Но этот пес не знает, что просится вовсе не в дом, а в корейскую закусочную, где он не утолит голод, а, скорее, станет еще одним блюдом на чьем-то столе.
Таких молодых и самонадеянных Зона щелкает, как семечки. «Черные» сталкеры используют их в качестве «отмычек», будто приносят в жертву богам Зоны (или кто в этом аду, черт возьми, всем заправляет?). Смычку же такая стратегия всегда претила. О том же, чтобы взять на роль «отмычки» собственного племянника, и речи быть не могло.
– Дурак ты, Гена, – горестно произнес Смычок.
– Дядь Кость…
– Дурак и есть! Это ж Зона, там смерть повсюду. А ты говоришь – «хочу»… Думаешь, я от хорошей жизни туда таскаюсь? Это как сапером работать, сечешь?
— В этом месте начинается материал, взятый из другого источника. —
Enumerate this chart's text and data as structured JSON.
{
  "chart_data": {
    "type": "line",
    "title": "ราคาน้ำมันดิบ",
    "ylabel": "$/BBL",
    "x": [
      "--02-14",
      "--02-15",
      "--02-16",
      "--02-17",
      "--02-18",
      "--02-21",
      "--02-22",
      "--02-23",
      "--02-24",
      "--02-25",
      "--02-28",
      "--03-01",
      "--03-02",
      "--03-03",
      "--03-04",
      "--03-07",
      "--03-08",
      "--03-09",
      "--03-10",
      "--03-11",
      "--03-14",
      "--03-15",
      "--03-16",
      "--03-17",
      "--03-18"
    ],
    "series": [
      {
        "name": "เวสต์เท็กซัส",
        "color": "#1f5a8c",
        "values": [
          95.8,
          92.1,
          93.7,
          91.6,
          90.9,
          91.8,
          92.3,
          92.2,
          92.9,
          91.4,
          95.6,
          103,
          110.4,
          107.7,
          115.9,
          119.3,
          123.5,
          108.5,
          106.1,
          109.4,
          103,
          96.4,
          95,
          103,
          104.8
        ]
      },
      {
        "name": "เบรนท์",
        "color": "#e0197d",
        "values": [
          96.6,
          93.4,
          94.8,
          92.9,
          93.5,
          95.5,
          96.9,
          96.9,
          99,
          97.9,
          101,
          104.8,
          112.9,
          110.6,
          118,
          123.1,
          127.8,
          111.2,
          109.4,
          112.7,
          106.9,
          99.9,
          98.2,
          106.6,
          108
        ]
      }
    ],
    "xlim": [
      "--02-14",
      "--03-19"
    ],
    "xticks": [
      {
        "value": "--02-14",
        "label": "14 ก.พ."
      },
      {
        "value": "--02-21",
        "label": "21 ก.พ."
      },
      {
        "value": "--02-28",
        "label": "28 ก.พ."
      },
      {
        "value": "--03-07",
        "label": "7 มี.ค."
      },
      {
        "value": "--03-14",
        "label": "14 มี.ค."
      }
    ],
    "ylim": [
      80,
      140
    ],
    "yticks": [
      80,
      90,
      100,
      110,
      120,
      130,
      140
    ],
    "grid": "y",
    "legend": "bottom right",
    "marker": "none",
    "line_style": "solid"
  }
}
Ошибаешься только один раз.
– Но отец…
– Отцу твоему тогда просто повезло, – резко оборвал племянника Смычок. – Я знавал немало опытных сталкеров, которые от «чертовой капусты» загнулись. Так это еще не самая коварная аномалия. Та же банальная «паутинка», которую ветром швыряет туда-сюда, на вид – безобидней некуда… но только она тебя коснется – пиши пропало, не жилец ты больше.
Генка стоял, понуро глядя в пол. Он, похоже, уже жалел, что вообще пришел к дяде.
– Ты вот что, – сказал Костя, усмиряя гнев. – О Зоне не думай даже. Думай о том, что важно. Тебе сейчас о матери заботиться надо да учебу не запускать. Это вот главное, племяш, а не Зона. Нет в ней никакой романтики. С чего вы, молодежь, вечно ее там найти пытаетесь?
Он подступил к угрюмо молчащему Зайцу, положил руку ему на плечо и заглянул в глаза.
– Это я не из вредности, пойми, – произнес Костя со всей теплотой, на которую был способен. – Я просто не хочу, чтобы с тобой что-то случилось, племяш. Да и за бабами нашими кто, кроме тебя, присмотрит, пока я там?
Гена промолчал.
Глава 2 За дело
Что бы там ни говорил Гусь, а Зона с прошлого визита Офицера внешне практически не изменилась. Повсюду – все то же запустение, обветшалые домишки, которые, кажется, запросто могут рассыпаться под очередным порывом ветра, соседствуют с практически нетронутыми временем постройками. Зона будто успокаивает гостей – мол, оглянитесь вокруг, тут все давно заброшено, разве может здесь таиться опасность?